Kemenperin Kaji Insentif Pengembangan Mobil Listrik

Newswire Jum'at, 26/02/2016 14:20 WIB
Kemenperin Kaji Insentif Pengembangan Mobil Listrik
Ilustrasi (jibiphoto)

Bisnis.com, JAKARTA—Kementerian Perindustrian tengah mengkaji insentif bagi pengembangan mobil listrik di Indonesia.
 
Direktur Jenderal (Dirjen) Industri Logam Mesin Alat Transportasi dan Elektronika Kementerian Perindustrian (Kemenperin) I Gusti Putu Suryawirawan menuturkan saat ini harga mobil listrik masih mahal sehingga pengembangannya memerlukan insentif khusus. “Insentif mobil listrik belum ditetapkan, sedang dikaji.

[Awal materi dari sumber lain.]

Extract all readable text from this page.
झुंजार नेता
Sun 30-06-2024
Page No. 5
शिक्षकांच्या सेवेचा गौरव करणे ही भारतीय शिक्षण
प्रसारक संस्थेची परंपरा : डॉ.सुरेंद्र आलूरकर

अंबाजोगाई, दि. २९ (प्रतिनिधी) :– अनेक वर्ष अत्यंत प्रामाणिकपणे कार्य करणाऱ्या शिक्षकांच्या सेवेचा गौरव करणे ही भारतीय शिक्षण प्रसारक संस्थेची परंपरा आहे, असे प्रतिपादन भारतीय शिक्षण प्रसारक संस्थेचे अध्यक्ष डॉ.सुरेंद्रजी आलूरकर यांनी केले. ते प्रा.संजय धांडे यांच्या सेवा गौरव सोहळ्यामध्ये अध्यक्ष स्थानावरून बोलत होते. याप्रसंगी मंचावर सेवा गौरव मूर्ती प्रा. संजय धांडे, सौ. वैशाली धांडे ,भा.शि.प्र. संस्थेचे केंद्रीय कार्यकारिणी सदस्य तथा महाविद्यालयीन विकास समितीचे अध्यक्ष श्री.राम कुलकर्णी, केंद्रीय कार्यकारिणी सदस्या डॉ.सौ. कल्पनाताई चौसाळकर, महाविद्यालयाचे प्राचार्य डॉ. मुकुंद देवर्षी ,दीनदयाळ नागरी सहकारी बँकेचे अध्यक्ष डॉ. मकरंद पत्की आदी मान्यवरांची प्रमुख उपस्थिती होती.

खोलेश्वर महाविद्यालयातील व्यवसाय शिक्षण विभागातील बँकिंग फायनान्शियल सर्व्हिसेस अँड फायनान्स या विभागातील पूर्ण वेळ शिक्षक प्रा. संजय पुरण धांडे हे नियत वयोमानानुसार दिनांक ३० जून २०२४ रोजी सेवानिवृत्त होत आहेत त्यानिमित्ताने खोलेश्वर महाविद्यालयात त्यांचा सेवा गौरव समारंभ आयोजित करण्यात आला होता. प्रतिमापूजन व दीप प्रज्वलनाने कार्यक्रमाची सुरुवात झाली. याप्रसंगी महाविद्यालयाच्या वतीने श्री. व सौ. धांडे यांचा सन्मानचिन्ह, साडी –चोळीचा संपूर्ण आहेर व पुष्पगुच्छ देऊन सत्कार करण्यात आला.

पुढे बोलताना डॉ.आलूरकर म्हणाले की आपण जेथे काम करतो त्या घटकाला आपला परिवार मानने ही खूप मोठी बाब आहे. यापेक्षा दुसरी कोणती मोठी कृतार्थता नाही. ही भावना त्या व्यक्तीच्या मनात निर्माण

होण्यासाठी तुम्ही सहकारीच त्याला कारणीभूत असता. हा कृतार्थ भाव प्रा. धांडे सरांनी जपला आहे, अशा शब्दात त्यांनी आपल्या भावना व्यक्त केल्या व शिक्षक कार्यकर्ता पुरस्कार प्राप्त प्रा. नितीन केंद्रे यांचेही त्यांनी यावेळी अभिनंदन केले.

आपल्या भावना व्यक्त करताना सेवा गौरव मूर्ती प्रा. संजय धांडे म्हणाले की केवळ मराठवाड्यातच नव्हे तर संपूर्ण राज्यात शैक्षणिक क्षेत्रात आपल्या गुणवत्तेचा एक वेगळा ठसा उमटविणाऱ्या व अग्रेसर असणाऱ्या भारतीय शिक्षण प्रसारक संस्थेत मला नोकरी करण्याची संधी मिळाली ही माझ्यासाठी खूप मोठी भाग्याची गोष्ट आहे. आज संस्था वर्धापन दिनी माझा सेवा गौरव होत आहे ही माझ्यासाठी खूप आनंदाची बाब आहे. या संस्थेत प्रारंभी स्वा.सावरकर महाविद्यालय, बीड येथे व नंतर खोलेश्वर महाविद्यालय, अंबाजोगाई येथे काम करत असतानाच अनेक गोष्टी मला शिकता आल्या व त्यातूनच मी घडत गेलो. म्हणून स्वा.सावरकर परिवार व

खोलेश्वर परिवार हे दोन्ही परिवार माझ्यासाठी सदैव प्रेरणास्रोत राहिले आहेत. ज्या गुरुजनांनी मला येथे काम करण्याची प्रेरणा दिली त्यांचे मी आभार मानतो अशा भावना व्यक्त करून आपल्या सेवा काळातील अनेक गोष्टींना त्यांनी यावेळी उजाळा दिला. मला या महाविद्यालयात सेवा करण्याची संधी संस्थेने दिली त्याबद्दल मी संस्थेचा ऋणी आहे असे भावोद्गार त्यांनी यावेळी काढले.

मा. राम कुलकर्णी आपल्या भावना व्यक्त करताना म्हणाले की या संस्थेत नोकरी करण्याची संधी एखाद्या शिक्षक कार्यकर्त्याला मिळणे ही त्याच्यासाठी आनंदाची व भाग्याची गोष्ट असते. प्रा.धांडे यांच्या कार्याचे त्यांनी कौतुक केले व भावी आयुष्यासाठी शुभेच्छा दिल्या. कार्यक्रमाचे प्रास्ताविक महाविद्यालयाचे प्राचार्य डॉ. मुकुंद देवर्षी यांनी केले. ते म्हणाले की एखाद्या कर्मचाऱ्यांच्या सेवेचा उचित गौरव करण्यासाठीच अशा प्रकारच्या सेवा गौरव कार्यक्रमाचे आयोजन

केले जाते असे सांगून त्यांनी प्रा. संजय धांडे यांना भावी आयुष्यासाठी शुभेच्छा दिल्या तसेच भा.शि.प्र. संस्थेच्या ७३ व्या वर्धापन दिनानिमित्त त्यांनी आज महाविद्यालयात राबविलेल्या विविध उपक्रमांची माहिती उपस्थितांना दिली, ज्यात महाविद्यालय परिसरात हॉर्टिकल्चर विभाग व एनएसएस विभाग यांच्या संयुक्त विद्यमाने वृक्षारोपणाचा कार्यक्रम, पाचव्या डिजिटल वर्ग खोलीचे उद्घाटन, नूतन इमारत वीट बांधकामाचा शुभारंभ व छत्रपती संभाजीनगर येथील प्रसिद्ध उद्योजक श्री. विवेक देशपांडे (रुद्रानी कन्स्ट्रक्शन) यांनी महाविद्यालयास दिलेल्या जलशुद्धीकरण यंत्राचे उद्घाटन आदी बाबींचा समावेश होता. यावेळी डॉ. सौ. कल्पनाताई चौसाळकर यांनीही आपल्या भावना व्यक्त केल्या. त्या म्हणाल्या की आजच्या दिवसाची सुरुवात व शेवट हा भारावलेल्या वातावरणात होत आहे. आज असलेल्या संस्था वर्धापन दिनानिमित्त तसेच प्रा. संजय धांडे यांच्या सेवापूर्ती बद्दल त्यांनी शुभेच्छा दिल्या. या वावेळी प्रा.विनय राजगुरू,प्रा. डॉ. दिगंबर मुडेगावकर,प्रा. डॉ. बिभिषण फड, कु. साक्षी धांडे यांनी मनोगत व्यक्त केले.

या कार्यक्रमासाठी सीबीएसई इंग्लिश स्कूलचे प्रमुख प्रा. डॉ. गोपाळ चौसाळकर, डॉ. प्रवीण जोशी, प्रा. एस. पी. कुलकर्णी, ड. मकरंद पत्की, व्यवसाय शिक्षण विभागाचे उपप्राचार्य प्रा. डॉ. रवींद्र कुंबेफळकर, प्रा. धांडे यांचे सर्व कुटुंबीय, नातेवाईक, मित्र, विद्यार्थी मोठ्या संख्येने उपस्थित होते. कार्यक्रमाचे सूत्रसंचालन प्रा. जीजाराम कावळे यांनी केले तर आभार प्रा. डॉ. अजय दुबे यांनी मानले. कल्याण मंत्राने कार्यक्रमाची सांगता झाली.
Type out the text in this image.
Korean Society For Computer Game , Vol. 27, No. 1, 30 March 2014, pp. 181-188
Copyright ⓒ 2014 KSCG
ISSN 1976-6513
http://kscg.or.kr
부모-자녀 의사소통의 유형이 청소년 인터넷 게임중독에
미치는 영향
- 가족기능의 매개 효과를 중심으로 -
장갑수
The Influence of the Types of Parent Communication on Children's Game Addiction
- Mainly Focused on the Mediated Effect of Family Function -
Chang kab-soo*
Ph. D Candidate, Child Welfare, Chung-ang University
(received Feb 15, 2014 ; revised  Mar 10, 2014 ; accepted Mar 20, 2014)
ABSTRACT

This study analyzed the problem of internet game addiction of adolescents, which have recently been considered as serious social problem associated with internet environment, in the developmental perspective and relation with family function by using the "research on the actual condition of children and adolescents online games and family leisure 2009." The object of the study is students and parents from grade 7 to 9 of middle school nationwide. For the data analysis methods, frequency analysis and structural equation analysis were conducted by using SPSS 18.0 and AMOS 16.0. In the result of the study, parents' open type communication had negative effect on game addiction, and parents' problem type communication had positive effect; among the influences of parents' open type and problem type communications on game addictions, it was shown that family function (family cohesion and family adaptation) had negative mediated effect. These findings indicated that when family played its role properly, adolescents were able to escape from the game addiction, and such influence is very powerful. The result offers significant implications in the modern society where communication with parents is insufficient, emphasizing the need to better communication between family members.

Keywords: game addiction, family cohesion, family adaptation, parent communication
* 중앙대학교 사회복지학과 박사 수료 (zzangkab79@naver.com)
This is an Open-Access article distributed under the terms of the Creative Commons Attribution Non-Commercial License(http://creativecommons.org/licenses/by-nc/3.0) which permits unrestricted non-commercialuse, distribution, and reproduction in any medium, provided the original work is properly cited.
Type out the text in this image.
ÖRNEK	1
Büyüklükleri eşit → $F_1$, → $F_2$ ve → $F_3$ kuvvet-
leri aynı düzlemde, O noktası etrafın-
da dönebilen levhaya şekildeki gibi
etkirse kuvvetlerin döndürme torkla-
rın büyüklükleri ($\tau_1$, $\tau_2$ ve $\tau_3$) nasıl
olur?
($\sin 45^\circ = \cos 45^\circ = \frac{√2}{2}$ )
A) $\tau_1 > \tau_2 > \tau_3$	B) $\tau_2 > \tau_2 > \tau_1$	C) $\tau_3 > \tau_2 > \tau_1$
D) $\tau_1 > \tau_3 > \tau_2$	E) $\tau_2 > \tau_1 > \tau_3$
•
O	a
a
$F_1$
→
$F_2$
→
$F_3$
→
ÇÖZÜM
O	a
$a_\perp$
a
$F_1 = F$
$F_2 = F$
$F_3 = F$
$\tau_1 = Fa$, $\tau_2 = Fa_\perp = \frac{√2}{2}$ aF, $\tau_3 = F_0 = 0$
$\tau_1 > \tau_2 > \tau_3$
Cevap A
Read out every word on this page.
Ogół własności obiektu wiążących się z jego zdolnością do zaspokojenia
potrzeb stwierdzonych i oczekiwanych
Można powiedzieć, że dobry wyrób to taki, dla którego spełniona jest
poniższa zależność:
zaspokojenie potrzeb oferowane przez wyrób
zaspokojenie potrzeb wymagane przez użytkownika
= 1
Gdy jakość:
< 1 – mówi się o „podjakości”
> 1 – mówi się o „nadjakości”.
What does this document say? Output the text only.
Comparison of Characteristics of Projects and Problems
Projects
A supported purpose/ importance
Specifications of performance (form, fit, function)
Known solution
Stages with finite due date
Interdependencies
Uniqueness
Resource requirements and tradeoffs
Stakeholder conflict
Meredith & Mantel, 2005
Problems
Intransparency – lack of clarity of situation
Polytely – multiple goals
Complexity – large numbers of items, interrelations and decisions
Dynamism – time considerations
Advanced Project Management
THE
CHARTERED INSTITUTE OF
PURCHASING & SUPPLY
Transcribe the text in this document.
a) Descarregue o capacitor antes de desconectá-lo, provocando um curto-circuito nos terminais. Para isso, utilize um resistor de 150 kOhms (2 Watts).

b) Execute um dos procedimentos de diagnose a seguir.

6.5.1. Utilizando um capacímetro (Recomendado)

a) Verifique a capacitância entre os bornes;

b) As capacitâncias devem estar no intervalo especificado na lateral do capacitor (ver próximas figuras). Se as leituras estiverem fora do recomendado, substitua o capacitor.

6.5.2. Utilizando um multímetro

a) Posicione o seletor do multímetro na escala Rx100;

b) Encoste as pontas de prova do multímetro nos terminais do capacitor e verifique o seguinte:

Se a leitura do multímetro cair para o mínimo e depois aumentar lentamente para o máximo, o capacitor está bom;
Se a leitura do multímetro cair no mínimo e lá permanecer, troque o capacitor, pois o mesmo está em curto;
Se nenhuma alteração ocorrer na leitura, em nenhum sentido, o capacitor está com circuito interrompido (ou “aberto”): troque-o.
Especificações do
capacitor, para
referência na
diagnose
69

Mobil listrik bisa menggunakan insentif yang ada saat ini,” katanya, Jumat (26/2/2016).
 
Teknologi yang perlu dikembangkan untuk memproduksi mobil listrik antara lain stasiun pengisian (charging station), baterai, dan motor listrik. 
 
Putu menambahkan Indonesia dipandang berpeluang mengembangkan dan memasarkan mobil listrik mengingat pasar otomotif di dalam negeri sangat besar. Hingga saat ini, populasi mobil listrik di dunia berjumlah sekitar 4 juta unit dan diperkirakan mencapai 10 juta unit pada 2020.
 
Dia melanjutkan agar industri otomotif dalam negeri dapat terus berdaya saing, maka pengembangannya mesti sinergis dengan tuntutan pasar. “Mobil listrik ini menjadi target market untuk pengembangan industri otomotif kita ke depan. Kalau tidak diantisipasi perkembangan teknologi ini, hanya menjadikan kita sebagai pengguna,” tukas Putu.
 
Teknologi kendaraan hemat energi dan ramah lingkungan mengarah kepada advance diesel/petrol engine, bahan bakar alternatif (biofuel), bahan bakar gas (CNG atau LGV), kendaraan listrik, hybrid, dual fuel (gasoline-gas), dan fuelcell (hidrogen).
 
Demi mendorong perkembangan teknologi tersebut, dibutuhkan dukungan dari berbagai instansi terkait untuk melakukan penelitian, pengembangan, dan penetapan regulasi.